An argument could be made for a separate cache cluster dedicated to "opt-out for ongoing rollout" to enable gathering opt-out data for readers, to complement the above list..

Accounts with just 1 edit will probably be just . Even those that are experienced wikipedians (e.g. a cross-wiki user from another language) and would thus perfectly know how to edit their preferences and change the skin, would probably not bother changing the skin if they are just passing by for doing a single edit, even if they didn't like the skin. The cost of editing the preferences is actually larger than standing with it for their brief interaction. It's after some editing that it would pay back. Maybe worth checking for people that edited for at least N days.

PS: are bots being excluded from these metrics? While huge editors, they are unlikely to care about the skin preference.

@Platonides thank you for your comments. The metric includes bots. The skin preference won't be skewed if metric includes bot. Here is the comparison of metrics including bots and excluding bots: T328088#8573021.

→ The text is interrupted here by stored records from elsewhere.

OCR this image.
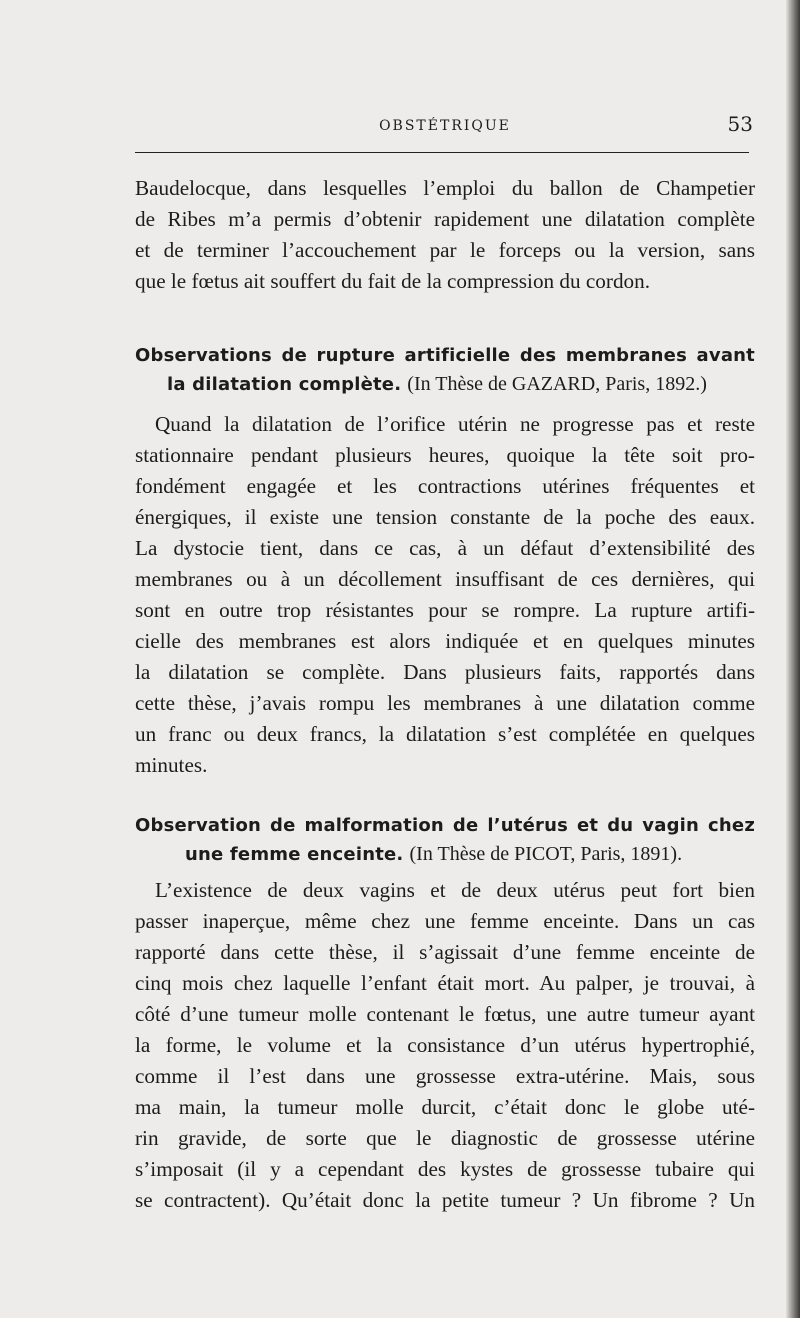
OBSTÉTRIQUE	53
Baudelocque, dans lesquelles l’emploi du ballon de Champetier
de Ribes m’a permis d’obtenir rapidement une dilatation complète
et de terminer l’accouchement par le forceps ou la version, sans
que le fœtus ait souffert du fait de la compression du cordon.
Observations de rupture artificielle des membranes avant
la dilatation complète. (In Thèse de GAZARD, Paris, 1892.)
Quand la dilatation de l’orifice utérin ne progresse pas et reste
stationnaire pendant plusieurs heures, quoique la tête soit pro-
fondément engagée et les contractions utérines fréquentes et
énergiques, il existe une tension constante de la poche des eaux.
La dystocie tient, dans ce cas, à un défaut d’extensibilité des
membranes ou à un décollement insuffisant de ces dernières, qui
sont en outre trop résistantes pour se rompre. La rupture artifi-
cielle des membranes est alors indiquée et en quelques minutes
la dilatation se complète. Dans plusieurs faits, rapportés dans
cette thèse, j’avais rompu les membranes à une dilatation comme
un franc ou deux francs, la dilatation s’est complétée en quelques
minutes.
Observation de malformation de l’utérus et du vagin chez
une femme enceinte. (In Thèse de PICOT, Paris, 1891).
L’existence de deux vagins et de deux utérus peut fort bien
passer inaperçue, même chez une femme enceinte. Dans un cas
rapporté dans cette thèse, il s’agissait d’une femme enceinte de
cinq mois chez laquelle l’enfant était mort. Au palper, je trouvai, à
côté d’une tumeur molle contenant le fœtus, une autre tumeur ayant
la forme, le volume et la consistance d’un utérus hypertrophié,
comme il l’est dans une grossesse extra-utérine. Mais, sous
ma main, la tumeur molle durcit, c’était donc le globe uté-
rin gravide, de sorte que le diagnostic de grossesse utérine
s’imposait (il y a cependant des kystes de grossesse tubaire qui
se contractent). Qu’était donc la petite tumeur ? Un fibrome ? Un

Does the edits graph in T327440#8542723 include bots? Bots may not be a large proportion of users but they do contribute a large proportion of edits.

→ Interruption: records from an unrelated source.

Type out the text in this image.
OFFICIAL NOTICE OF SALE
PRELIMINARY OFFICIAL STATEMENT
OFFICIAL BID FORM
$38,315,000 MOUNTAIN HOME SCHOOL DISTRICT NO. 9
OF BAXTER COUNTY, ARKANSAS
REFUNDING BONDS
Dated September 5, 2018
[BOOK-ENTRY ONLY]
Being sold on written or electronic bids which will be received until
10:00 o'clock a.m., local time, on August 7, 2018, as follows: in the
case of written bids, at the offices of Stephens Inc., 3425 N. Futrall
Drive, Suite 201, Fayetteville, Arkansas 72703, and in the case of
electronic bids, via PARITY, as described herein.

@Sj - apologies for the late reply. We did some additional digging into users who have recently edited.

In T327440#8567647, @Sj wrote:

I would find it helpful to see, using the same user_id hash function so that you can get the breakdown:

  • # of accounts with 1 edit in the past year / with 1+/5+/100+ edits/month in the last 3 months

We looked into this here T327953: Analyze number of users using each available skin on English Wikipedia. We haven't yet looked at 100+ edits since that's a very small percentage of users in terms of overall opt-out trends, but have marked it as something to check in the future. We're also looking into this veteran editor category across a number of the feature-level metrics (more detail in the subtasks for this ticket)

  • # of these accounts which have made an edit, logged in, or changed any preference since the launch (or: is there a better way to confirm if they have been online/reading this week?)

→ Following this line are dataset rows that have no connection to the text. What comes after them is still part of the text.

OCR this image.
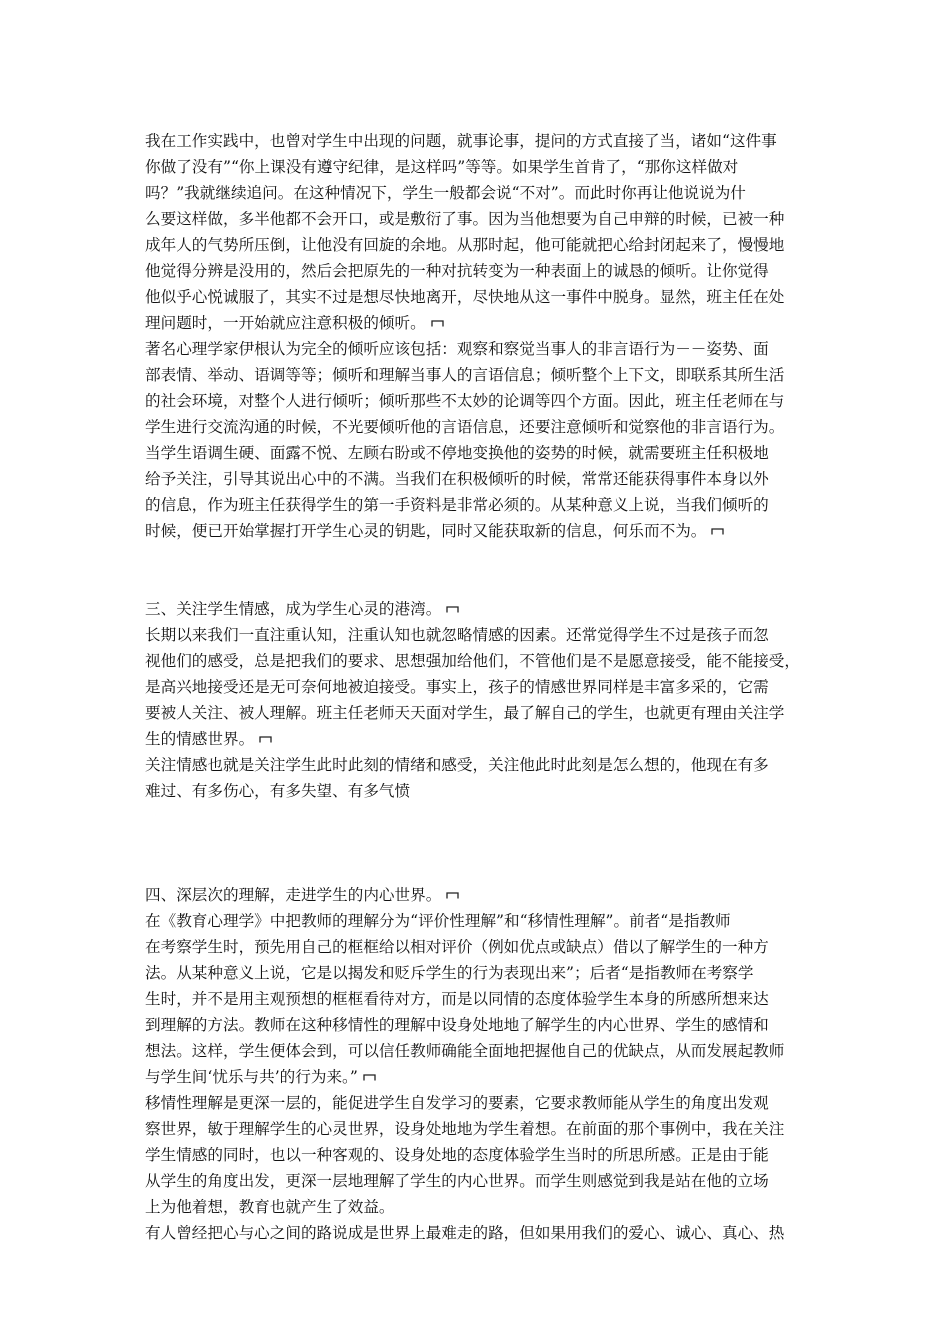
我在工作实践中，也曾对学生中出现的问题，就事论事，提问的方式直接了当，诸如“这件事
你做了没有”“你上课没有遵守纪律，是这样吗”等等。如果学生首肯了，“那你这样做对
吗？”我就继续追问。在这种情况下，学生一般都会说“不对”。而此时你再让他说说为什
么要这样做，多半他都不会开口，或是敷衍了事。因为当他想要为自己申辩的时候，已被一种
成年人的气势所压倒，让他没有回旋的余地。从那时起，他可能就把心给封闭起来了，慢慢地
他觉得分辨是没用的，然后会把原先的一种对抗转变为一种表面上的诚恳的倾听。让你觉得
他似乎心悦诚服了，其实不过是想尽快地离开，尽快地从这一事件中脱身。显然，班主任在处
理问题时，一开始就应注意积极的倾听。
著名心理学家伊根认为完全的倾听应该包括：观察和察觉当事人的非言语行为－－姿势、面
部表情、举动、语调等等；倾听和理解当事人的言语信息；倾听整个上下文，即联系其所生活
的社会环境，对整个人进行倾听；倾听那些不太妙的论调等四个方面。因此，班主任老师在与
学生进行交流沟通的时候，不光要倾听他的言语信息，还要注意倾听和觉察他的非言语行为。
当学生语调生硬、面露不悦、左顾右盼或不停地变换他的姿势的时候，就需要班主任积极地
给予关注，引导其说出心中的不满。当我们在积极倾听的时候，常常还能获得事件本身以外
的信息，作为班主任获得学生的第一手资料是非常必须的。从某种意义上说，当我们倾听的
时候，便已开始掌握打开学生心灵的钥匙，同时又能获取新的信息，何乐而不为。
三、关注学生情感，成为学生心灵的港湾。
长期以来我们一直注重认知，注重认知也就忽略情感的因素。还常觉得学生不过是孩子而忽
视他们的感受，总是把我们的要求、思想强加给他们，不管他们是不是愿意接受，能不能接受，
是高兴地接受还是无可奈何地被迫接受。事实上，孩子的情感世界同样是丰富多采的，它需
要被人关注、被人理解。班主任老师天天面对学生，最了解自己的学生，也就更有理由关注学
生的情感世界。
关注情感也就是关注学生此时此刻的情绪和感受，关注他此时此刻是怎么想的，他现在有多
难过、有多伤心，有多失望、有多气愤
四、深层次的理解，走进学生的内心世界。
在《教育心理学》中把教师的理解分为“评价性理解”和“移情性理解”。前者“是指教师
在考察学生时，预先用自己的框框给以相对评价（例如优点或缺点）借以了解学生的一种方
法。从某种意义上说，它是以揭发和贬斥学生的行为表现出来”；后者“是指教师在考察学
生时，并不是用主观预想的框框看待对方，而是以同情的态度体验学生本身的所感所想来达
到理解的方法。教师在这种移情性的理解中设身处地地了解学生的内心世界、学生的感情和
想法。这样，学生便体会到，可以信任教师确能全面地把握他自己的优缺点，从而发展起教师
与学生间‘忧乐与共’的行为来。”
移情性理解是更深一层的，能促进学生自发学习的要素，它要求教师能从学生的角度出发观
察世界，敏于理解学生的心灵世界，设身处地地为学生着想。在前面的那个事例中，我在关注
学生情感的同时，也以一种客观的、设身处地的态度体验学生当时的所思所感。正是由于能
从学生的角度出发，更深一层地理解了学生的内心世界。而学生则感觉到我是站在他的立场
上为他着想，教育也就产生了效益。
有人曾经把心与心之间的路说成是世界上最难走的路，但如果用我们的爱心、诚心、真心、热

This is also a bit tricky - right now, we're proxying by edits made, although we've also noted that we have a lot of people with accounts using the new skin without making any edits. For example, see T328600#8625531, where we're seeing the biggest increases in search amongst account holders with no edits. In general, for the future, we're curious to learn more about this group - did they create accounts in order to edit? Are they looking for other reader-focused functionality that could theoretically be linked to an account in the future?
I really like your idea about looking into the the data for everyone who has logged-in during this time - we'll try to follow up on this.

  • # of new accounts created since the launch

Here's a quick snapshot of account creation right now

Screenshot 2023-03-03 at 10.40.39 AM.png (1×2 px, 188 KB)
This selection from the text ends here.